Paralelismo perfeito

            A cantiga de amigo galego-portuguesa apresenta vestígios de uma poesia tradicional muito antiga. Em muitos poemas, encontramos um esquema estrófico e rimático em que predomina o chamado paralelismo, que revela o seu caráter popular.
 
1. Definição
 
            O paralelismo consiste na repetição da ideia expressa numa estrofe na estrofe seguinte, substituindo-se, nos versos paralelos, apenas as palavras em posição de rima por outras que sejam sinónimas.
 
 
2. Tipos de paralelismo
 
1.º) Literal ou sinonímico: consiste na repetição literal ou com recurso a sinónimos.
 
2.º) Estrutural ou de construção: consiste na repetição de uma determinada construção sintática e rítmica.
 
3.º) Concetual ou de pensamento: consiste na repetição de conceitos.
 
 
3. Refrão
 
            O refrão é um verso ou conjunto de versos que se repete integralmente no fim de cada estrofe.
            A presença do refrão constitui outra caraterística das cantigas paralelísticas.
 
Ondas do mar de Vigo,
se vistes meu amigo!
E ai Deus, se verrá cedo! Refrão
 
Ondas do mar levado,
se vistes meu amado!
E ai Deus, se verrá cedo! Refrão
 
 
4. Paralelismo perfeito
 
            As cantigas de amigo são paralelísticas perfeitas / de paralelismo perfeito quando possuem as seguintes características:
 
▪ Cada estrofe é um dístico monórrimo (isto é, constituída por dois versos com uma só rima), seguido de refrão de rima diferente (o refrão pode também surgir intercalado nos dísticos.
 
▪ O número de coblas/estrofes é sempre par: o primeiro dístico do par emparelha com o segundo dístico, isto é, este repete o conteúdo do primeiro, alterando-se apenas as palavras finais, que rimam – geralmente de vogal tónica a num dos dísticos de cada par e i ou e no outro (ou seja, os versos dos dísticos ímpares repetem-se nos pares, variando apenas a palavra da rima.
 
▪ A unidade rítmica não é a estrofe, mas o par de estrofes, ou, mais precisamente, o par de dísticos, dentro do qual ambos os dísticos querem dizer o mesmo, diferindo só, ou quase só, nas palavras da rima, que são de vogal tónica a num dos dísticos de cada par e i ou ê no outro.
 
▪ O último verso de cada estrofe é o primeiro verso da estrofe correspondente no par seguinte.
 
▪ Uso do leixa-pren, isto é, deixa-toma ou larga-pega.
 



 
5. Leixa-pren
 
▪ O leixa-pren aproxima-se das desgarradas populares (ou cantigas ao desafio) e consiste em começar cada estrofe repetindo o último verso de uma estrofe anterior.
 
▪ O 1.º verso do terceiro dístico retoma o 2.º verso do primeiro dístico = o 2.º verso da 1.ª estrofe é o 1.º verso da 3.ª estrofe.
 
▪ O 2.º verso do quarto dístico retoma o 2.º verso do segundo dístico e repete, com variação, o 2.º verso do terceiro dístico = o 2.º verso da 2.ª estrofe é o 1.º verso da 4.ª; e assim sucessivamente.
 
▪ A progressão do pensamento verifica-se apenas no 2.º verso das estrofes ímpares.
 
            Através do paralelismo perfeito, é possível construir uma composição de 6 estrofes e 18 versos em que apenas há 5 versos semanticamente diferentes, incluindo o refrão.
 
 
 
6. Paralelismo imperfeito
 
            Quando o paralelismo está isolado em cada par de estrofes, não havendo qualquer ligação às outras estrofes, diz-se que o paralelismo é imperfeito.
 

Originalidade da lírica trovadoresca galaico-portuguesa

- Sujeito de enunciação feminino.

- Situações do quotidiano (rural, popular, doméstico): fiar o linho, ir à fonte buscar água, ir lavar a roupa e outros trabalhos domésticos.

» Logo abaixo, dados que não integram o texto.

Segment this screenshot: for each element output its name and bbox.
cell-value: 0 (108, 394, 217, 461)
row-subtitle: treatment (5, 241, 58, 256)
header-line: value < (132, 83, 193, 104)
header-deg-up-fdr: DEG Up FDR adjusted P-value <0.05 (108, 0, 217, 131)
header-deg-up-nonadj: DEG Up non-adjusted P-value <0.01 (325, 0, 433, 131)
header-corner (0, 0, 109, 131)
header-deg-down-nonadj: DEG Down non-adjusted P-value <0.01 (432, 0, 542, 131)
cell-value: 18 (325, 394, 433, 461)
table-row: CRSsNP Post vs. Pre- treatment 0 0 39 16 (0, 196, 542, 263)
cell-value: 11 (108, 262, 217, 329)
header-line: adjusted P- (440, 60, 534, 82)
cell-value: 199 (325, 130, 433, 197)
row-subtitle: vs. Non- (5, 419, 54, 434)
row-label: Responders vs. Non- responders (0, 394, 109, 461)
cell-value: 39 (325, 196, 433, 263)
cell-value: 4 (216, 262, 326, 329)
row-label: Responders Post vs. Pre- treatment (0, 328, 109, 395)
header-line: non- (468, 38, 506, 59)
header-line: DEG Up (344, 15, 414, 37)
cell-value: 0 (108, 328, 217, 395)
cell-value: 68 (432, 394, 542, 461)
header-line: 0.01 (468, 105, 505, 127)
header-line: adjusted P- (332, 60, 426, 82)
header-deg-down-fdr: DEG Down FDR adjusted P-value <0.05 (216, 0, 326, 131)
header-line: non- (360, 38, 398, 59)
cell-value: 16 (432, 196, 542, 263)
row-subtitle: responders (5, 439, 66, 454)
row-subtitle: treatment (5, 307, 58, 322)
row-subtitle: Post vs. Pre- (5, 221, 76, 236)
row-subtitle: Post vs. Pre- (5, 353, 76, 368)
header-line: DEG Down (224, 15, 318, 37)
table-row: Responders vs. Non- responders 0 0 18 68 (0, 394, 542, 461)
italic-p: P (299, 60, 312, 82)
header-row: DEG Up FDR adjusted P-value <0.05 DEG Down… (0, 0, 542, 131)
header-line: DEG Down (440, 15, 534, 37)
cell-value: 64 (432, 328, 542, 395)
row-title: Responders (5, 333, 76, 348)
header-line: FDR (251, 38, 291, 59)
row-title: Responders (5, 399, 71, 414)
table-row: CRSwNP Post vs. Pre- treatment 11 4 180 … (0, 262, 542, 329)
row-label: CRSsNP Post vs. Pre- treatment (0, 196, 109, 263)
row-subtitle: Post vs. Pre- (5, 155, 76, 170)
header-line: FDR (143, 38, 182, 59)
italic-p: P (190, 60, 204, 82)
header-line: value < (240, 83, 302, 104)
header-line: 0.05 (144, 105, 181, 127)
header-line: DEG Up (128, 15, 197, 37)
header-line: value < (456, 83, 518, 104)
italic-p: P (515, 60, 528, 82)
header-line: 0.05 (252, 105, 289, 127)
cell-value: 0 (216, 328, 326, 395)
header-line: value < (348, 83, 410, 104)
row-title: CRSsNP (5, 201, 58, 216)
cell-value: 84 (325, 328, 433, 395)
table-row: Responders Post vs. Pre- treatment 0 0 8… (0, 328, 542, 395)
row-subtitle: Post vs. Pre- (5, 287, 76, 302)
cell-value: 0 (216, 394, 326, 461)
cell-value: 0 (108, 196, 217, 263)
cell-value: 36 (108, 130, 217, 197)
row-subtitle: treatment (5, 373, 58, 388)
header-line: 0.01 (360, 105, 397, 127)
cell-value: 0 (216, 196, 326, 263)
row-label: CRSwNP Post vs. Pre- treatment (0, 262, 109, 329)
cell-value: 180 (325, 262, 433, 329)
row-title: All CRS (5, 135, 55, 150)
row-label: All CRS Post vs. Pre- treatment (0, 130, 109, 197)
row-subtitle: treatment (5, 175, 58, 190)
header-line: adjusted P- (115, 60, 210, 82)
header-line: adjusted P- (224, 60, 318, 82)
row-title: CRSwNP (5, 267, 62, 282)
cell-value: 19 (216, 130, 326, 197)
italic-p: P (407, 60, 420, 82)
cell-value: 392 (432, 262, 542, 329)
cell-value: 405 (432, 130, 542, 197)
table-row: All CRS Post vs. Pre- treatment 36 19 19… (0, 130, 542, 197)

- Espontaneidade sentimental/sinceridade.

- Paralelismo.


Características da cantiga de amigo

            1.ª. Muitas cantigas de amigo são constituídas por dois versos paralelos, seguidos de refrão.
            Estas composições estavam associadas ao canto e à dança: dois coros cantavam as estrofes alternadamente e o refrão era cantado pelos dois coros simultaneamente ou por um solista.

            2.ª. Existe também a repetição de versos, iguais ou muito semelhantes, de forma a constituir-se uma unidade rítmica.

            3.ª. As ideias repetem-se através de versos iguais ou muito semelhantes e de forma simétrica. É o chamado paralelismo.

            4.ª. Algumas cantigas paralelísticas apresentam alternância da rima de i ou e em a ou vice-versa: amigo - amado, sofrer - endurar.

            5.ª. Podemos também constatar o processo de leixa-prem, que consiste em retomar, no todo ou em parte, o último verso da estrofe anterior:
                                   "Ondas do mar levado
                                   se vistes meu amado!
                                               E ai Deus, se verrá cedo!

                                   Se vistes meu amado
                                   o que mentiu do que m'a jurado
                                               E ai Deus, se verrá cedo!"

            6.ª. Apresentam grande simplicidade.

            7.ª. A narratividade.

            8.ª. A donzela (moça solteira) exprime a situação amorosa ou os seus dramas na relação com o amigo.

            9.ª. A donzela é uma moça simples, por vezes ingénua, mas enamorada.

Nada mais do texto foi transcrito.